What is the context window of Amazon Nova 2 Lite v1.0 versus South 1 DeepSeek v3.2? ▾
Amazon Nova 2 Lite v1.0 supports up to 1,000,000 tokens of context. South 1 DeepSeek v3.2 supports up to 163,840 tokens. Amazon Nova 2 Lite v1.0 has the larger window by a factor of 6.1x, which matters for long-document RAG, multi-turn agent sessions, and tasks that need to keep an entire codebase in working memory.
Do Amazon Nova 2 Lite v1.0 and South 1 DeepSeek v3.2 both support tool calling? ▾
Yes — both Amazon Nova 2 Lite v1.0 and South 1 DeepSeek v3.2 support native function calling. Both also support structured output via JSON schema, so an agent can be ported between them with the same tool definitions.
Can Amazon Nova 2 Lite v1.0 and South 1 DeepSeek v3.2 process images? ▾
Amazon Nova 2 Lite v1.0 accepts native image input. South 1 DeepSeek v3.2 does not — you would need to route image-heavy workloads through Amazon Nova 2 Lite v1.0 or add a separate vision model in front of South 1 DeepSeek v3.2.

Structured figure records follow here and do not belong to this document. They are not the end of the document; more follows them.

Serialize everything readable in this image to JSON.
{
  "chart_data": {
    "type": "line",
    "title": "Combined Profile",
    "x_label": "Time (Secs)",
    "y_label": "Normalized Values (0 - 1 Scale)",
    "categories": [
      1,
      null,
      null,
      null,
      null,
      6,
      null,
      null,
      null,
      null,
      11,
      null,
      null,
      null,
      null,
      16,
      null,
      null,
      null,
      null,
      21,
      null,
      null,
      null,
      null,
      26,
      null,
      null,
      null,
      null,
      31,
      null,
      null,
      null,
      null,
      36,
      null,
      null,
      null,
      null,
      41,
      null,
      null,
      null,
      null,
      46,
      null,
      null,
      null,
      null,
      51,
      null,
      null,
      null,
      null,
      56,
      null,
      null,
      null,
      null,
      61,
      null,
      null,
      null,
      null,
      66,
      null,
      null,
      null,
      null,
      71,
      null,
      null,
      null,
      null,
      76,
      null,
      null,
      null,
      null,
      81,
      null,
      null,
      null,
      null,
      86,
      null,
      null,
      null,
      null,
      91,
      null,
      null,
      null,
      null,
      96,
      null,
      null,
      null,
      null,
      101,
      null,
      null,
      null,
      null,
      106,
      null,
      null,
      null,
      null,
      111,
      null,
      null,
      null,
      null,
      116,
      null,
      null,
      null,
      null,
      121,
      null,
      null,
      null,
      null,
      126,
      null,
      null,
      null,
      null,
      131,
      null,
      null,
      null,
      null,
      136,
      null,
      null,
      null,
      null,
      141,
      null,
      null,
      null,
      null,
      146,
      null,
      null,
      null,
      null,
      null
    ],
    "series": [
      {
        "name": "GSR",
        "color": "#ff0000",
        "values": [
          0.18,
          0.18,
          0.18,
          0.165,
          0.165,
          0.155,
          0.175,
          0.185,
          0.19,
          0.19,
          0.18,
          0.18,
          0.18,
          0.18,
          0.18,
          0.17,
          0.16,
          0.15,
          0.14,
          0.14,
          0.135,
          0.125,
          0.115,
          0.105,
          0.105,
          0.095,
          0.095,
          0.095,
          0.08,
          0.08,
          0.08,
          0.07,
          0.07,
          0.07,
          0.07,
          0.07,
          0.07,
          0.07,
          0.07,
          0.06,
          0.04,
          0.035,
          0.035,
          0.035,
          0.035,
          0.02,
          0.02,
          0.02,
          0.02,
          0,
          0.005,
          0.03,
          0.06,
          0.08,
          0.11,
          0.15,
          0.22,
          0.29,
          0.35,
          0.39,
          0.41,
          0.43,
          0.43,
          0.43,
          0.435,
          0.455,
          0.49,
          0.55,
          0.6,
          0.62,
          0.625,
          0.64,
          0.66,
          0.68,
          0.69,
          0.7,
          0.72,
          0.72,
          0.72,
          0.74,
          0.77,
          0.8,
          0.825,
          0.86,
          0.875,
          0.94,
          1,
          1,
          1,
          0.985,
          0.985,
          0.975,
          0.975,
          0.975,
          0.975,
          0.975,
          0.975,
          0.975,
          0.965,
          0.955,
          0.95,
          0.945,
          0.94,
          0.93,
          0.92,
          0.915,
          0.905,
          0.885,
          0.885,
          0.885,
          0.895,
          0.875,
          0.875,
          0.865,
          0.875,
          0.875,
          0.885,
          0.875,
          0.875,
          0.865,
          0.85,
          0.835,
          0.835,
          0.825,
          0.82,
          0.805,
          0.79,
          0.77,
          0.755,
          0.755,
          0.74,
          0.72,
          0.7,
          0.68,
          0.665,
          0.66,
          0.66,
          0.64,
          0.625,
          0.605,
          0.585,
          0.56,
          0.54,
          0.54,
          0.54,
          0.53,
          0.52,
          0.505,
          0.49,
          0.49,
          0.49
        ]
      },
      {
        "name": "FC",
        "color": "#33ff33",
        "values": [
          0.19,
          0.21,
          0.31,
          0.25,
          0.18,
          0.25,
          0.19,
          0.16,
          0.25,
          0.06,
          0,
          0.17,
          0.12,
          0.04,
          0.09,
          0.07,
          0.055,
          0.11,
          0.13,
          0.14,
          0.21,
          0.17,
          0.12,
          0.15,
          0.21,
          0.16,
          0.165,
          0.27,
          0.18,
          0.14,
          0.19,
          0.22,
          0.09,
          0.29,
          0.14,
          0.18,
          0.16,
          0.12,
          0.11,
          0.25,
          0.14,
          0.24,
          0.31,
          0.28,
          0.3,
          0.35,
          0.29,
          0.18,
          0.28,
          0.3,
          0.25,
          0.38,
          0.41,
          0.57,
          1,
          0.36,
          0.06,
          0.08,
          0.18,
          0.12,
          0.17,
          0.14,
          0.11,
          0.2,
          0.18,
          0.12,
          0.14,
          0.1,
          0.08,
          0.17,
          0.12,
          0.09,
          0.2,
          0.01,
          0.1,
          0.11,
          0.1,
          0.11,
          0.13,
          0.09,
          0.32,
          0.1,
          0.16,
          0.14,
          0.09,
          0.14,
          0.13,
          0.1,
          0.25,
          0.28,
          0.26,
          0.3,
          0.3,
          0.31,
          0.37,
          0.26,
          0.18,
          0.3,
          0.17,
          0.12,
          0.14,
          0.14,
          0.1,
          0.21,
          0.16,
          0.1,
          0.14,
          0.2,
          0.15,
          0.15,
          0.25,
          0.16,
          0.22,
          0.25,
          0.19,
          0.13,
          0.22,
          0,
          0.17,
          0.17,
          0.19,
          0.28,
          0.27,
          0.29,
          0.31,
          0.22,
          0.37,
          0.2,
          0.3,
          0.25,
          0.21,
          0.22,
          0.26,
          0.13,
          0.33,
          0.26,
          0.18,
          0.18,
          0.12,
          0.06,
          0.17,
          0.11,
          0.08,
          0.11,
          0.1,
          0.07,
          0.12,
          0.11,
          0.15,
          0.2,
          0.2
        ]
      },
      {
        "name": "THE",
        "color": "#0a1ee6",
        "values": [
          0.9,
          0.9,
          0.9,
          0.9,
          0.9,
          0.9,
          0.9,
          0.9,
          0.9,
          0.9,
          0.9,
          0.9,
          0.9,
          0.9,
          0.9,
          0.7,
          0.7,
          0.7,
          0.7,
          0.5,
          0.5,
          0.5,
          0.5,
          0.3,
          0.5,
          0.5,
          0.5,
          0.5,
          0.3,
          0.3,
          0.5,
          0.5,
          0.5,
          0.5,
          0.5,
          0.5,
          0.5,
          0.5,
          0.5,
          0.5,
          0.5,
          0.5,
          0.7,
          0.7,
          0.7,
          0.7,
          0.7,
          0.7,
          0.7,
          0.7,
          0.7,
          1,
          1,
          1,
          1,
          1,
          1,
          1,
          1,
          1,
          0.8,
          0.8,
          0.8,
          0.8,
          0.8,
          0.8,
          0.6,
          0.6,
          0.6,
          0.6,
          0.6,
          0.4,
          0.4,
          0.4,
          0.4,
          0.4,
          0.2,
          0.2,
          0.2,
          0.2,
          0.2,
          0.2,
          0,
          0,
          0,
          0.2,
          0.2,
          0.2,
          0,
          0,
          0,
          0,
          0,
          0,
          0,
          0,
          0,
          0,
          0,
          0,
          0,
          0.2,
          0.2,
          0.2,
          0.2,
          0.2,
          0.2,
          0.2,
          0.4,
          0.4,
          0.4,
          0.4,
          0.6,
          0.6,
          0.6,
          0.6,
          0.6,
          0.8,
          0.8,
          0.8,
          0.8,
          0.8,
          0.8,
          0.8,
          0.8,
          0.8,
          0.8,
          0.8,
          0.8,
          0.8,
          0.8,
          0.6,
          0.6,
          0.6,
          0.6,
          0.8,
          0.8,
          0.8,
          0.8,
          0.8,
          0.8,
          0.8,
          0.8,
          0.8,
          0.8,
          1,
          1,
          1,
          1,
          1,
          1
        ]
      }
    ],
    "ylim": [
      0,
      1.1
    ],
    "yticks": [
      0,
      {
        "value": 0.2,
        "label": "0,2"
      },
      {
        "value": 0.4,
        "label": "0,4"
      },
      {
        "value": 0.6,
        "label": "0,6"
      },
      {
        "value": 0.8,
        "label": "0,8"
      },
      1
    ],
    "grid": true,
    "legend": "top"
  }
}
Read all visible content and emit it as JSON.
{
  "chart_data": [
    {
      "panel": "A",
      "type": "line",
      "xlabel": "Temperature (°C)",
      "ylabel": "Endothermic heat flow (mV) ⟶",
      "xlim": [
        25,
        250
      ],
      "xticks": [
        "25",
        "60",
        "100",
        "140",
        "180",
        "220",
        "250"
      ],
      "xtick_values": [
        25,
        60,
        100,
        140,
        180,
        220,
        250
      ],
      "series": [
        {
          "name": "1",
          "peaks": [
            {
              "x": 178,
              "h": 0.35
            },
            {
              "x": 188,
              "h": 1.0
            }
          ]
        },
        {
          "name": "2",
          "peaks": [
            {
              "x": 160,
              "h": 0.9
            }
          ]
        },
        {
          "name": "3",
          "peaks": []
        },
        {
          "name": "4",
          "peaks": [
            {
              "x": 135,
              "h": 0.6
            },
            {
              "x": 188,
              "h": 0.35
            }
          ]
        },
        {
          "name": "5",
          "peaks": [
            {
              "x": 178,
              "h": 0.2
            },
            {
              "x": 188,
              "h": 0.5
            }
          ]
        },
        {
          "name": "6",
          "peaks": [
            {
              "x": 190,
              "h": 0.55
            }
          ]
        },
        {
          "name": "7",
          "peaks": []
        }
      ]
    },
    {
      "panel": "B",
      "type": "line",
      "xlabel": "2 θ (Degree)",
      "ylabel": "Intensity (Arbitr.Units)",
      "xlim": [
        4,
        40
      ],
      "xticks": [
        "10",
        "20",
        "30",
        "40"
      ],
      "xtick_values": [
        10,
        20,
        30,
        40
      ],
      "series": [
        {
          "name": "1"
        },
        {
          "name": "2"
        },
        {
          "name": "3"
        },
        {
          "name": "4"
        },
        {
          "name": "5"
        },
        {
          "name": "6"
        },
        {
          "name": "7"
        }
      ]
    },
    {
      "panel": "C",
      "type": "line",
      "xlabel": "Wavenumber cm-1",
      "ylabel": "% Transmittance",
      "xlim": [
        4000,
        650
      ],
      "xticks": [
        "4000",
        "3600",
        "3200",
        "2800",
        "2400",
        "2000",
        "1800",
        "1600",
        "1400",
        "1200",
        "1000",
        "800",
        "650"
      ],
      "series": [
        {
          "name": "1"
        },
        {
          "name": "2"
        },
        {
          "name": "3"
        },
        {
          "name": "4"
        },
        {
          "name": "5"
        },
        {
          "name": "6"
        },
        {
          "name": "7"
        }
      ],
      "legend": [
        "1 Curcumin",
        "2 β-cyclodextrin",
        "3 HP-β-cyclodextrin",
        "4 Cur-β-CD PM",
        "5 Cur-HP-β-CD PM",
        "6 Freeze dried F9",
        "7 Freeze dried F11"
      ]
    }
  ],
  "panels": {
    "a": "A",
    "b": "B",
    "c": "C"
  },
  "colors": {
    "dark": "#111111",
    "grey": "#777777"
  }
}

Which model supports prompt caching for cost reduction? ▾
Amazon Nova 2 Lite v1.0 supports prompt caching; the other does not. If your agent has a stable system prompt + retrieval context block that repeats across requests, Amazon Nova 2 Lite v1.0 gives you a 50–90% discount on those repeated input tokens at the provider level.
When should I choose Amazon Nova 2 Lite v1.0 over South 1 DeepSeek v3.2? ▾
Your workload needs long context — Amazon Nova 2 Lite v1.0 fits 1,000,000 tokens versus the other model's 163,840, enough headroom for full books, large codebases, or 100+ page documents in one shot. Your inputs include screenshots, diagrams, or product photos — Amazon Nova 2 Lite v1.0 accepts image input natively, the other doesn't. You re-send the same large system prompt across requests — Amazon Nova 2 Lite v1.0 supports prompt caching, cutting input cost on repeat hits.
When should I choose South 1 DeepSeek v3.2 over Amazon Nova 2 Lite v1.0? ▾
On the data this page surfaces, South 1 DeepSeek v3.2 is the right pick when Amazon Nova 2 Lite v1.0's lower price or different capability profile aren't a fit for your workload. Run the live calculator above against your actual usage shape to confirm.
How do I A/B test Amazon Nova 2 Lite v1.0 against South 1 DeepSeek v3.2 in production? ▾
Route both through an OpenAI-compatible gateway like Future AGI Agent Command Center with shadow mode enabled. Send 100% of traffic to your primary model, mirror 10–20% to the candidate, score every response with an evaluator (faithfulness, tool-call correctness, response time), and compare cohort-level metrics for two weeks. Switch when the candidate wins on the metrics that matter to your workload and stays within your latency budget.